Supporters hope the smaller reactors could supplement wind and solar, which have dropped in cost in recent years, in a cleaner electricity grid of the future. But traditional utilities have been reluctant to take a chance on buying power from a first-of-its-kind technology.

“There is a long list of people who want to be the second project,” Chris Colbert, NuScale’s chief strategy officer, told the Washington Examiner. “There is a very strong demand not evidenced in firm orders.”

UAMPS was an exception, taking a leap in 2015 by agreeing to be NuScale’s first customer in order to clean its electricity mix with a “baseload” power source replacing fossil fuels.

Lovering said it would have been simpler for NuScale to work with a traditional, large investor-utility with concentrated decision-making power, rather than smaller, rural power providers.

Colbert admits the challenges of working with a sprawling group of utilities with individual decision-making authority.

“I have no doubt we have and will continue to make mistakes going forward,” Colbert said.

But he said he did not consider the delay with UAMPS to be a “setback” and is still optimistic about the partnership.

“It’s the right decision for them,” Colbert said.

The risks, however, were driven home this week when one of UAMPS’s largest members, the city of Logan, Utah, withdrew from the project, citing the increasing price tag.

Webb said he expected other members could decide to leave too. A conservative group, the Utah Taxpayers Association, is running a campaign urging cities in Utah to get out, arguing the small reactors won’t be cost competitive with other technologies.

Webb said the campaign is not “having a big impact” on influencing cities’ decisions, but he says the project must check out to $55 per megawatt hour in order for it to be viable for members, a price that’s competitive with buying power from a natural gas plant.

He said NuScale is currently able to deliver the electricity to UAMPS at $65 per megawatt hour, a price that rose, in part, because of a change in cooling design. The reactors will now be “dry cooled,” using air instead of water to condense steam, which is less energy efficient.

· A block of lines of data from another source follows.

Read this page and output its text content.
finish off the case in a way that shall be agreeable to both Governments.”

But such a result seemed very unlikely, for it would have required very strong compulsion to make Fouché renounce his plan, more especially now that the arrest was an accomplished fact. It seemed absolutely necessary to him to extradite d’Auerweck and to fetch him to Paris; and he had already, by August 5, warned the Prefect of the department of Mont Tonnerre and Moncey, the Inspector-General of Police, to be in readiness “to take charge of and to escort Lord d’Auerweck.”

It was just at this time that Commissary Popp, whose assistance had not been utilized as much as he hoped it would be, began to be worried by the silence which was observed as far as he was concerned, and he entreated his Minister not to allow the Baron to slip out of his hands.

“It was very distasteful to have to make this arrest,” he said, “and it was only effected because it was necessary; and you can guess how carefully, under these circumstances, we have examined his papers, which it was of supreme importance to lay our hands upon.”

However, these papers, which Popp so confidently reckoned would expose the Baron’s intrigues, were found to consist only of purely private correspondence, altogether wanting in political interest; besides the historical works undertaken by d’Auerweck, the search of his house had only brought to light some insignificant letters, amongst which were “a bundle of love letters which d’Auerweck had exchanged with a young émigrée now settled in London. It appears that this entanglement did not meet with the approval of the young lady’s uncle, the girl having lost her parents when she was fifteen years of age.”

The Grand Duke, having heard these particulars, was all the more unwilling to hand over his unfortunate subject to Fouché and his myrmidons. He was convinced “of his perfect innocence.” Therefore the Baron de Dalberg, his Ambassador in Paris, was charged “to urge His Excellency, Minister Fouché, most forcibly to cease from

Webb projects the $1.4 billion Energy Department grant could bring the cost down to what the group desires.

“We are still optimistic we will get there,” Webb said.

Colbert said even if UAMPS pulls out, NuScale’s reactors will be ready for use by 2027 for alternative customers, if one were to sign on. NuScale has also signed agreements with Canada, Romania, Jordan, and other countries that are considering deploying the company’s reactors once they are proven in the U.S.

He appreciates the expectations put on his company.

“We feel that pressure on ourselves, myself included,” Colbert said. “This has the attention of everybody. We feel a greater responsibility.”